Now, whenever I start feeling that itch that I only like myself with makeup, I go a week without it. There are more important things to worry about than whether or not another person thinks your face is worth staring at. In fact, I challenge all makeup wearers and lovers to give this experiment a go, giving their face the love and break it deserves. You may find that taking time apart from the mirror helps you stop worrying so much about your reflection, and instead more about how you speak to others or how well you develop your talents. The fact is, 99% of the population can pick apart their face in seconds.
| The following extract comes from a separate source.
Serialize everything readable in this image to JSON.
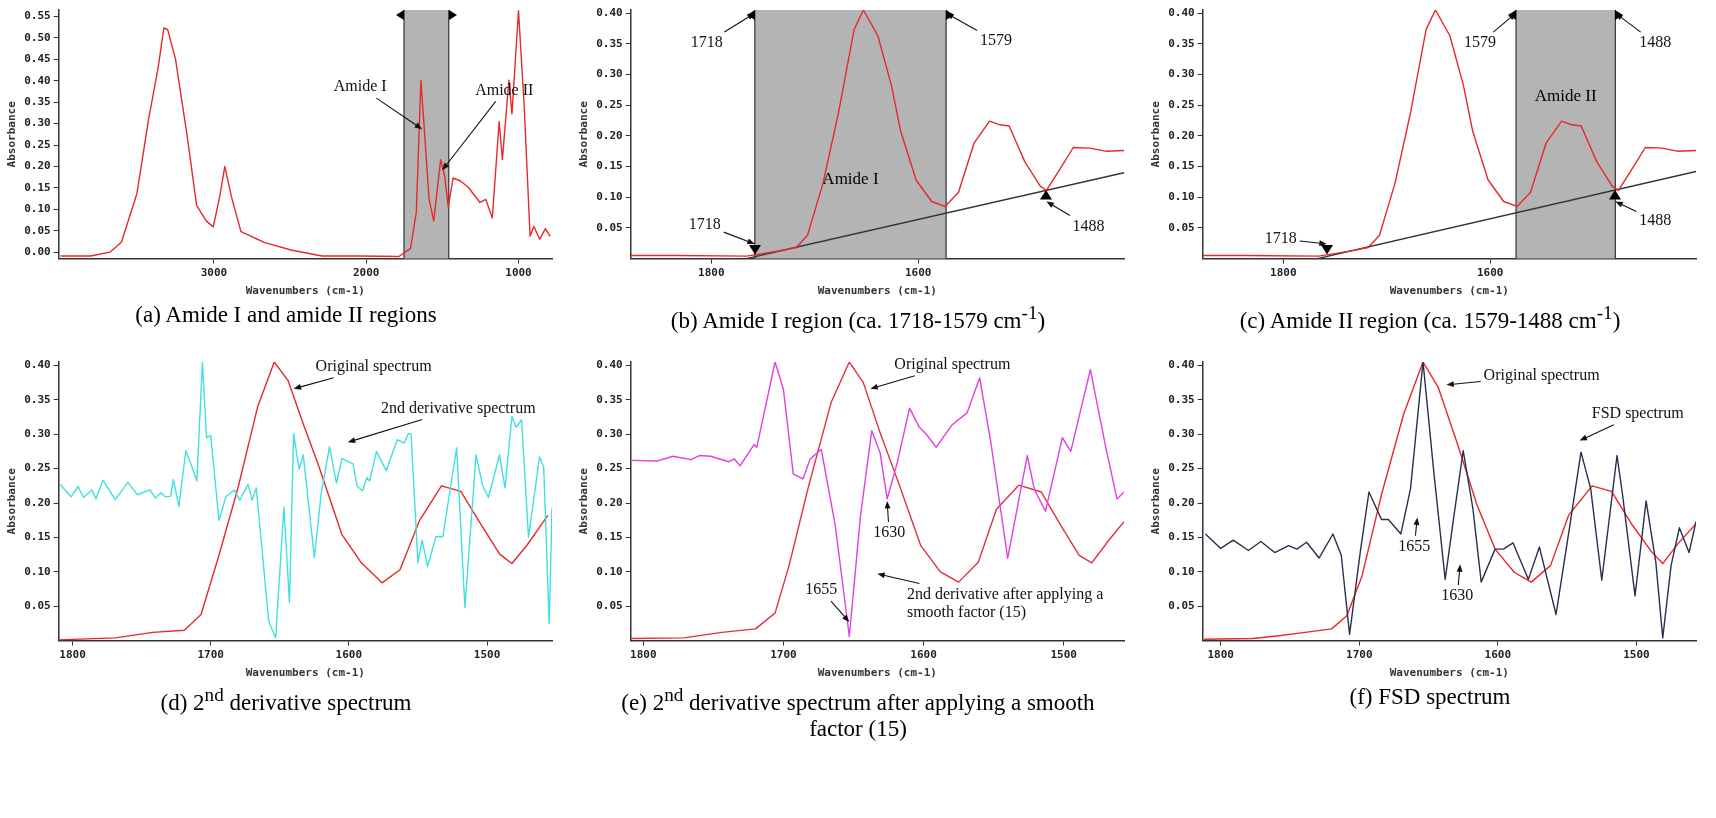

Even if you think you're friend is an idiot for their fixation on their eye bags or hooded eye, someone thinks you're a nut for your fixation on the size of your nose or the length of your forehead.
When you aren't worrying about dressing up your face so much, you might find it easier to focus on how you take care of your body, spirit and mind instead. That was what naturally came to me during my experiment - suddenly I had cleared up space for more important things than anxiety about other's thoughts concerning my face. If you think you're attractive, and you like yourself, it's a lot easier to trick people into thinking you are beautiful by today's beauty standards.
Now, sure I wear makeup when I want to look more professional for work or pretty for a girl's night out. But mostly, I do it because it's a form of self-expression. I like to be creative. That, and I have spent a pretty hefty amount of dough on my beautiful collection, and I'm not about to let that go to waste. I still love making my face look glow-sweaty with highlighter and facial mists, and looking fiercer with a flick of eyeliner. But at the end of the day, my face is my face and I like it. I don't think it's perfect or stunning or pretty even, but I like it. I make sure she knows that every time I finger gun the mirror after washing her at night. Maybe start with that, and see how it goes.